Putin’in Moğolistan Ziyareti ve Tarihi Anlamı
Rusya Devlet Başkanı Vladimir Putin, 2023 yılından bu yana ilk kez Moğolistan’ı ziyaret ederek iki ülke arasındaki tarihi bağları ve stratejik işbirliğini güçlendirmeye yönelik adımlar attı. Moğolistan’ın başkenti Ulanbator’da Cumhurbaşkanı Uhnaagiin Hürelsüh ile bir araya gelen Putin, hem iki ülke arasındaki ticaret hacmindeki artışı vurguladı hem de enerji ve altyapı projeleri kapsamında imzalanan yeni anlaşmaların önemine değindi.
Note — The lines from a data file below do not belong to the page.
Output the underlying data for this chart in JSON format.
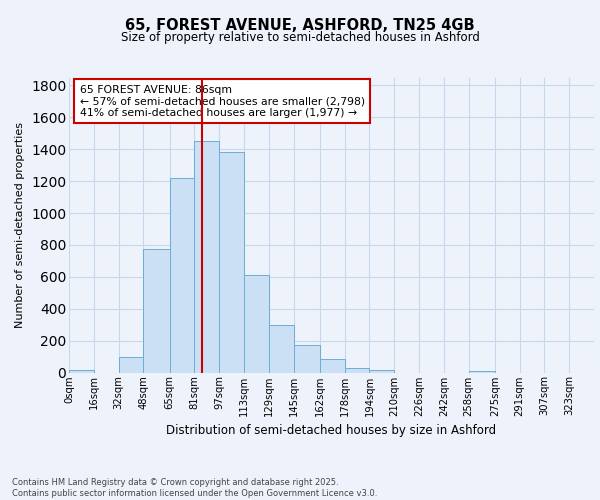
{
  "title1": "65, FOREST AVENUE, ASHFORD, TN25 4GB",
  "title2": "Size of property relative to semi-detached houses in Ashford",
  "xlabel": "Distribution of semi-detached houses by size in Ashford",
  "ylabel": "Number of semi-detached properties",
  "bin_labels": [
    "0sqm",
    "16sqm",
    "32sqm",
    "48sqm",
    "65sqm",
    "81sqm",
    "97sqm",
    "113sqm",
    "129sqm",
    "145sqm",
    "162sqm",
    "178sqm",
    "194sqm",
    "210sqm",
    "226sqm",
    "242sqm",
    "258sqm",
    "275sqm",
    "291sqm",
    "307sqm",
    "323sqm"
  ],
  "bin_edges": [
    0,
    16,
    32,
    48,
    65,
    81,
    97,
    113,
    129,
    145,
    162,
    178,
    194,
    210,
    226,
    242,
    258,
    275,
    291,
    307,
    323
  ],
  "counts": [
    15,
    0,
    100,
    775,
    1220,
    1450,
    1380,
    610,
    300,
    170,
    85,
    30,
    18,
    0,
    0,
    0,
    10,
    0,
    0,
    0,
    0
  ],
  "bar_facecolor": "#cce0f5",
  "bar_edgecolor": "#6aaed6",
  "grid_color": "#c8d8ea",
  "property_value": 86,
  "vline_color": "#cc0000",
  "annotation_text": "65 FOREST AVENUE: 86sqm\n← 57% of semi-detached houses are smaller (2,798)\n41% of semi-detached houses are larger (1,977) →",
  "annotation_box_edgecolor": "#cc0000",
  "annotation_box_facecolor": "#ffffff",
  "footer_text": "Contains HM Land Registry data © Crown copyright and database right 2025.\nContains public sector information licensed under the Open Government Licence v3.0.",
  "ylim": [
    0,
    1850
  ],
  "yticks": [
    0,
    200,
    400,
    600,
    800,
    1000,
    1200,
    1400,
    1600,
    1800
  ],
  "background_color": "#eef3fb"
}
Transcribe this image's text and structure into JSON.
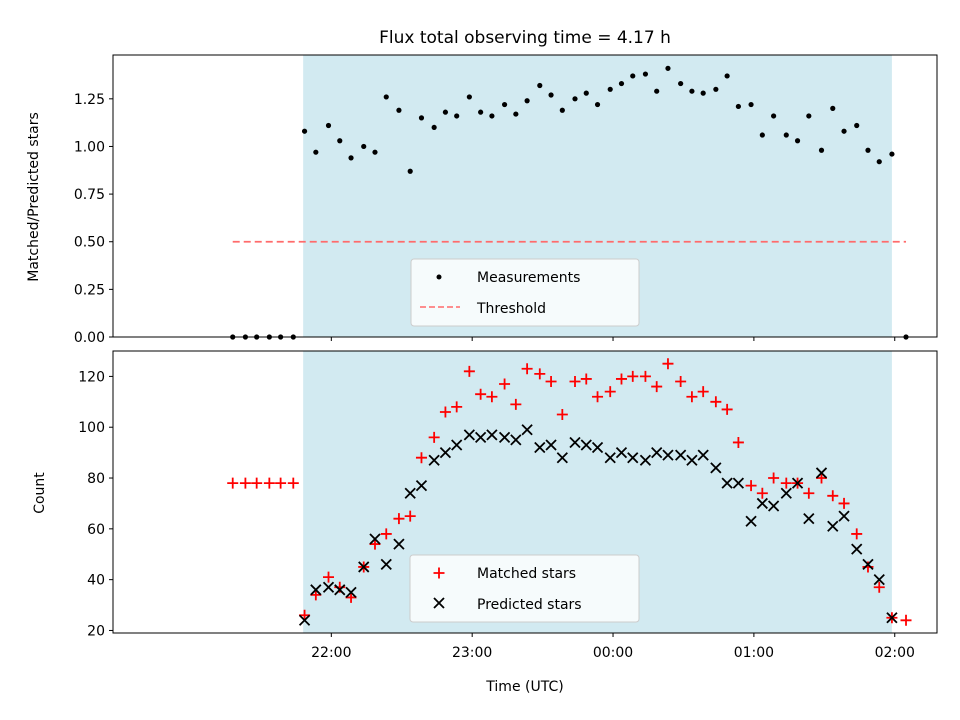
{
  "title": "Flux total observing time = 4.17 h",
  "chart_data": [
    {
      "type": "scatter",
      "panel": "top",
      "ylabel": "Matched/Predicted stars",
      "ylim": [
        0,
        1.48
      ],
      "yticks": [
        0.0,
        0.25,
        0.5,
        0.75,
        1.0,
        1.25
      ],
      "ytick_labels": [
        "0.00",
        "0.25",
        "0.50",
        "0.75",
        "1.00",
        "1.25"
      ],
      "x_unit": "hours since 00:00 UTC (21:00 = -3)",
      "xlim": [
        -3.55,
        2.3
      ],
      "shaded_interval": [
        -2.2,
        1.98
      ],
      "shade_color": "#add8e6",
      "legend_position": "lower center",
      "legend": {
        "measurements": "Measurements",
        "threshold": "Threshold"
      },
      "threshold": {
        "value": 0.5,
        "x": [
          -2.7,
          2.08
        ],
        "color": "#ff6b6b"
      },
      "measurements": {
        "color": "#000000",
        "x": [
          -2.7,
          -2.61,
          -2.53,
          -2.44,
          -2.36,
          -2.27,
          -2.19,
          -2.11,
          -2.02,
          -1.94,
          -1.86,
          -1.77,
          -1.69,
          -1.61,
          -1.52,
          -1.44,
          -1.36,
          -1.27,
          -1.19,
          -1.11,
          -1.02,
          -0.94,
          -0.86,
          -0.77,
          -0.69,
          -0.61,
          -0.52,
          -0.44,
          -0.36,
          -0.27,
          -0.19,
          -0.11,
          -0.02,
          0.06,
          0.14,
          0.23,
          0.31,
          0.39,
          0.48,
          0.56,
          0.64,
          0.73,
          0.81,
          0.89,
          0.98,
          1.06,
          1.14,
          1.23,
          1.31,
          1.39,
          1.48,
          1.56,
          1.64,
          1.73,
          1.81,
          1.89,
          1.98,
          2.08
        ],
        "y": [
          0,
          0,
          0,
          0,
          0,
          0,
          1.08,
          0.97,
          1.11,
          1.03,
          0.94,
          1.0,
          0.97,
          1.26,
          1.19,
          0.87,
          1.15,
          1.1,
          1.18,
          1.16,
          1.26,
          1.18,
          1.16,
          1.22,
          1.17,
          1.24,
          1.32,
          1.27,
          1.19,
          1.25,
          1.28,
          1.22,
          1.3,
          1.33,
          1.37,
          1.38,
          1.29,
          1.41,
          1.33,
          1.29,
          1.28,
          1.3,
          1.37,
          1.21,
          1.22,
          1.06,
          1.16,
          1.06,
          1.03,
          1.16,
          0.98,
          1.2,
          1.08,
          1.11,
          0.98,
          0.92,
          0.96,
          0
        ]
      }
    },
    {
      "type": "scatter",
      "panel": "bottom",
      "ylabel": "Count",
      "xlabel": "Time (UTC)",
      "ylim": [
        19,
        130
      ],
      "yticks": [
        20,
        40,
        60,
        80,
        100,
        120
      ],
      "x_unit": "hours since 00:00 UTC (21:00 = -3)",
      "xlim": [
        -3.55,
        2.3
      ],
      "xticks": [
        -2,
        -1,
        0,
        1,
        2
      ],
      "xtick_labels": [
        "22:00",
        "23:00",
        "00:00",
        "01:00",
        "02:00"
      ],
      "shaded_interval": [
        -2.2,
        1.98
      ],
      "shade_color": "#add8e6",
      "legend_position": "lower center",
      "legend": {
        "matched": "Matched stars",
        "predicted": "Predicted stars"
      },
      "matched": {
        "color": "#ff0000",
        "marker": "+",
        "x": [
          -2.7,
          -2.61,
          -2.53,
          -2.44,
          -2.36,
          -2.27,
          -2.19,
          -2.11,
          -2.02,
          -1.94,
          -1.86,
          -1.77,
          -1.69,
          -1.61,
          -1.52,
          -1.44,
          -1.36,
          -1.27,
          -1.19,
          -1.11,
          -1.02,
          -0.94,
          -0.86,
          -0.77,
          -0.69,
          -0.61,
          -0.52,
          -0.44,
          -0.36,
          -0.27,
          -0.19,
          -0.11,
          -0.02,
          0.06,
          0.14,
          0.23,
          0.31,
          0.39,
          0.48,
          0.56,
          0.64,
          0.73,
          0.81,
          0.89,
          0.98,
          1.06,
          1.14,
          1.23,
          1.31,
          1.39,
          1.48,
          1.56,
          1.64,
          1.73,
          1.81,
          1.89,
          1.98,
          2.08
        ],
        "y": [
          78,
          78,
          78,
          78,
          78,
          78,
          26,
          34,
          41,
          37,
          33,
          45,
          54,
          58,
          64,
          65,
          88,
          96,
          106,
          108,
          122,
          113,
          112,
          117,
          109,
          123,
          121,
          118,
          105,
          118,
          119,
          112,
          114,
          119,
          120,
          120,
          116,
          125,
          118,
          112,
          114,
          110,
          107,
          94,
          77,
          74,
          80,
          78,
          78,
          74,
          80,
          73,
          70,
          58,
          45,
          37,
          25,
          24
        ]
      },
      "predicted": {
        "color": "#000000",
        "marker": "x",
        "x": [
          -2.19,
          -2.11,
          -2.02,
          -1.94,
          -1.86,
          -1.77,
          -1.69,
          -1.61,
          -1.52,
          -1.44,
          -1.36,
          -1.27,
          -1.19,
          -1.11,
          -1.02,
          -0.94,
          -0.86,
          -0.77,
          -0.69,
          -0.61,
          -0.52,
          -0.44,
          -0.36,
          -0.27,
          -0.19,
          -0.11,
          -0.02,
          0.06,
          0.14,
          0.23,
          0.31,
          0.39,
          0.48,
          0.56,
          0.64,
          0.73,
          0.81,
          0.89,
          0.98,
          1.06,
          1.14,
          1.23,
          1.31,
          1.39,
          1.48,
          1.56,
          1.64,
          1.73,
          1.81,
          1.89,
          1.98
        ],
        "y": [
          24,
          36,
          37,
          36,
          35,
          45,
          56,
          46,
          54,
          74,
          77,
          87,
          90,
          93,
          97,
          96,
          97,
          96,
          95,
          99,
          92,
          93,
          88,
          94,
          93,
          92,
          88,
          90,
          88,
          87,
          90,
          89,
          89,
          87,
          89,
          84,
          78,
          78,
          63,
          70,
          69,
          74,
          78,
          64,
          82,
          61,
          65,
          52,
          46,
          40,
          25
        ]
      }
    }
  ]
}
Görüşmede Moğolistan'ın bağımsızlık, çok yönlü dış politika anlayışı ve BM’nin uluslararası ilişkilerdeki rolü ele alındı. Putin ayrıca, 2024’te düzenlenecek BRICS Zirvesi’ne ve 2025’te Moskova’da gerçekleştirilecek Zafer Günü kutlamalarına Hürelsüh’ü davet etti.
(Ведомости, “Владимир Путин пробыл в Монголии два дня: чему был посвящен официальный визит”, (03.09.2024))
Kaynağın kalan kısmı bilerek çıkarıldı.